# Rational Varieties

1. Feb 26, 2007

### Diophantus

I am trying to show that some given simple affine algebraic varieties are rational (i.e. birationally equivalent to some A^k).

Are there any tricks or even nice algorithms for finding the birational maps and their inverses? Examples are the curve x^2 + y^2 = 1 and the surface x^2 + y^2 + z^2 = 1?

I have tried to tackle the first one by assuming that the map from A^1 to the curve takes the form of a pair of quotients of linear polynomials, and then try to work out suitable coeffiecients of these polynomials but it gets very messy very quickly and offers no insight into making the thing invertible.

Any help would be greatly appreciated. Thanks.

Last edited: Feb 26, 2007
2. Feb 26, 2007

### mathwonk

there are standard tricks for examples including the ones you name.

e.g. if a hypersurface (e.g. a plane curve or surface in space) of degree n has a point of multiplicity n-1, then projection from that point defines a generically one to one map to a coordinate space.

but I think you need characteristic zero to conclude the map is birational. maybe not.

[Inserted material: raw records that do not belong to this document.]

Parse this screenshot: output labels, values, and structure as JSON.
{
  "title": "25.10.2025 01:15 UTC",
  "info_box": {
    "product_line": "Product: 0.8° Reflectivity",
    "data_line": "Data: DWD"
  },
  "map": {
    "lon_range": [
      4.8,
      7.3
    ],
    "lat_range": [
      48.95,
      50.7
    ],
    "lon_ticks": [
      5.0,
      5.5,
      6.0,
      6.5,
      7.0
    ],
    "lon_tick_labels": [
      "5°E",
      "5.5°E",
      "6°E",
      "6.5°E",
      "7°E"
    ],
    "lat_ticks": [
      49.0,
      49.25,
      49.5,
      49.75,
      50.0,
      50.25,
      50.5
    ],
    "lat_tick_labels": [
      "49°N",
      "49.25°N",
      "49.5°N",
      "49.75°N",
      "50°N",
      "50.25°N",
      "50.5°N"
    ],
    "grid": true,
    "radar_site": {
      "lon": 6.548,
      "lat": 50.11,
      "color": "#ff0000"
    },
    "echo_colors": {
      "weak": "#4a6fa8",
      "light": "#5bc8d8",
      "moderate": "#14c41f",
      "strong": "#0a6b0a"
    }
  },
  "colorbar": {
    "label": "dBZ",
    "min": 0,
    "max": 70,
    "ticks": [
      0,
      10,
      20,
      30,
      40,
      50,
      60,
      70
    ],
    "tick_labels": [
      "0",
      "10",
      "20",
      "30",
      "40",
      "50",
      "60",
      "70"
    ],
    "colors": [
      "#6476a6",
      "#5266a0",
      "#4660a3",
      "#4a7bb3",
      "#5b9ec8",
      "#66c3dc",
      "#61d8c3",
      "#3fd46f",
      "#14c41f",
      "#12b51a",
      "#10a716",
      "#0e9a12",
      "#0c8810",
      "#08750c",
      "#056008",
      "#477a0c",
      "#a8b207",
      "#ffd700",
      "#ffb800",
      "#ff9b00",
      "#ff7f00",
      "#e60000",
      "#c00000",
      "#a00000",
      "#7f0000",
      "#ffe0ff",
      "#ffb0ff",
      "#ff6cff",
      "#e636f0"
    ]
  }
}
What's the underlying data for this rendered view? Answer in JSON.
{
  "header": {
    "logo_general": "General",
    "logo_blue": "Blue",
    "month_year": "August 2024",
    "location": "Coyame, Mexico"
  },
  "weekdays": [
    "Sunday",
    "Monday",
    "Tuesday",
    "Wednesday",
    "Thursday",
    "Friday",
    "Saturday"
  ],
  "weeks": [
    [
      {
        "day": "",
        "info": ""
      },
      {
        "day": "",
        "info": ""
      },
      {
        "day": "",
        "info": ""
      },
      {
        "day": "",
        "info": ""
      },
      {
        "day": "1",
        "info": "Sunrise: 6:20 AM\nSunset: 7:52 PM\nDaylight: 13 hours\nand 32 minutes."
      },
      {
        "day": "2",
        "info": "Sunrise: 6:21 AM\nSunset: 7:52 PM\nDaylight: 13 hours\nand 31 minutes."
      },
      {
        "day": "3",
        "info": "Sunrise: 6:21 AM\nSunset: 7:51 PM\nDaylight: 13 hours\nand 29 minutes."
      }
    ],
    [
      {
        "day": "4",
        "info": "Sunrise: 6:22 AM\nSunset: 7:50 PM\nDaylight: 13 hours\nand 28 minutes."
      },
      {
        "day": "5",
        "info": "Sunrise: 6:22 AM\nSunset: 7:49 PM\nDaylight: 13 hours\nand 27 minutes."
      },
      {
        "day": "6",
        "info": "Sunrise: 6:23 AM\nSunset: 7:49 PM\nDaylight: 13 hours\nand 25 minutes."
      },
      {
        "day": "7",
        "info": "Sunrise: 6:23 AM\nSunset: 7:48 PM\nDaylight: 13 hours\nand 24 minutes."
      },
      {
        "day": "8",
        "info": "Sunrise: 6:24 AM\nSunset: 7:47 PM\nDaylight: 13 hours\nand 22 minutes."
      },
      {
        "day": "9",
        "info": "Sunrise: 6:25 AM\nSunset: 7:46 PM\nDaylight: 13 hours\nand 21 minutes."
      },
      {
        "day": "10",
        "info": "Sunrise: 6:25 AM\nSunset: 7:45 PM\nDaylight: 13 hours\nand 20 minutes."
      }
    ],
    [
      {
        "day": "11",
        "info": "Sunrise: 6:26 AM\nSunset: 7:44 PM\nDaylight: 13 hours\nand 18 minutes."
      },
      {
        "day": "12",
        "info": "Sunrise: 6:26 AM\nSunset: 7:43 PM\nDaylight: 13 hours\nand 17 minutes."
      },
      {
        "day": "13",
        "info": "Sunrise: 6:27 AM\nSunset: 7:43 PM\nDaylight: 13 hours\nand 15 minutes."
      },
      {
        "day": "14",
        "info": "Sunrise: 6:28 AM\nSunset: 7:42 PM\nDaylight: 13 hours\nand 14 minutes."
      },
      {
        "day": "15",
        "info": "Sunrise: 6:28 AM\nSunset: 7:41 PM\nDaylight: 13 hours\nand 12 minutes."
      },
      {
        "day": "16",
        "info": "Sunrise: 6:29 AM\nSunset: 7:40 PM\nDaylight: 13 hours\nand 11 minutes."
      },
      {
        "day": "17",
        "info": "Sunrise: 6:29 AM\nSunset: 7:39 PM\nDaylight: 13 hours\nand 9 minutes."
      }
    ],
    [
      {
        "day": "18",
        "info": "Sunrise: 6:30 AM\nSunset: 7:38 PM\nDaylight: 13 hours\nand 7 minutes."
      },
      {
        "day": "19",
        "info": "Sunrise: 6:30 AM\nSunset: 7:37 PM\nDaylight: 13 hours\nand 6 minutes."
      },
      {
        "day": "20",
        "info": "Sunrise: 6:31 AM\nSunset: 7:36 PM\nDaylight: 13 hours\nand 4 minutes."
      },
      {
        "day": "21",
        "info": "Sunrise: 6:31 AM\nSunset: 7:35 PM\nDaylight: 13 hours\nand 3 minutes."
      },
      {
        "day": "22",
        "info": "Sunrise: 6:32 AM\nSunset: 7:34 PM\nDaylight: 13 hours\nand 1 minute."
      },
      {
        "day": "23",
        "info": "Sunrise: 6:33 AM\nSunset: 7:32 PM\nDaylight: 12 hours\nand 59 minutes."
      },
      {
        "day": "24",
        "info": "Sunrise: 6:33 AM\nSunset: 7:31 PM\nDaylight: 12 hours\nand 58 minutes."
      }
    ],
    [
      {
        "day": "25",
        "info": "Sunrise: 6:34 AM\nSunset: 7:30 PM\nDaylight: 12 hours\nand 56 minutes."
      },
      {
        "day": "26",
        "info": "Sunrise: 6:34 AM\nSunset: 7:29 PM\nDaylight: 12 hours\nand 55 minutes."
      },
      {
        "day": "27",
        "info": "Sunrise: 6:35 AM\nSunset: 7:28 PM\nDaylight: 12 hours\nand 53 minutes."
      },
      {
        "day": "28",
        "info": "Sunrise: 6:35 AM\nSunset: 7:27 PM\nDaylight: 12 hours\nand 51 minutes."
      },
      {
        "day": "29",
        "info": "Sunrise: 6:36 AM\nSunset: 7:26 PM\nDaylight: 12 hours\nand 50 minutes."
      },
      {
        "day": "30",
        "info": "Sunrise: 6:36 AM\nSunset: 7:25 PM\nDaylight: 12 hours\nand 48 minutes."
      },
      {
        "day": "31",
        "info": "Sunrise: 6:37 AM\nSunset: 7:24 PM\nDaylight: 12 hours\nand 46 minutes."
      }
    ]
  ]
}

in general it is very hard to prove varieties are rational.

3. Feb 28, 2007

### matt grime

You might also need some condition on algebraic closure as well.

4. Mar 1, 2007

### Diophantus

Yes the field is assumed to be closed, sorry. I have now learned of some tricks for the above cases which involve a generalisation of projecting a line from a real circle/sphere to another point on the circle/plane to an algebraically closed field.

If anything I now have a feel for how hard this type of problem is in general which I suppose is a good lesson learned.

I may have some more algebraic geometry questions to follow soon!

5. Mar 1, 2007

### mathwonk

e.g. it was known for decades that a cubic hypersurface in P^4 is the image of P^3 under a map of degree 2, but whether there is a map of degree one was unknown for deacades more. finally it was proved there can be no such degree one map.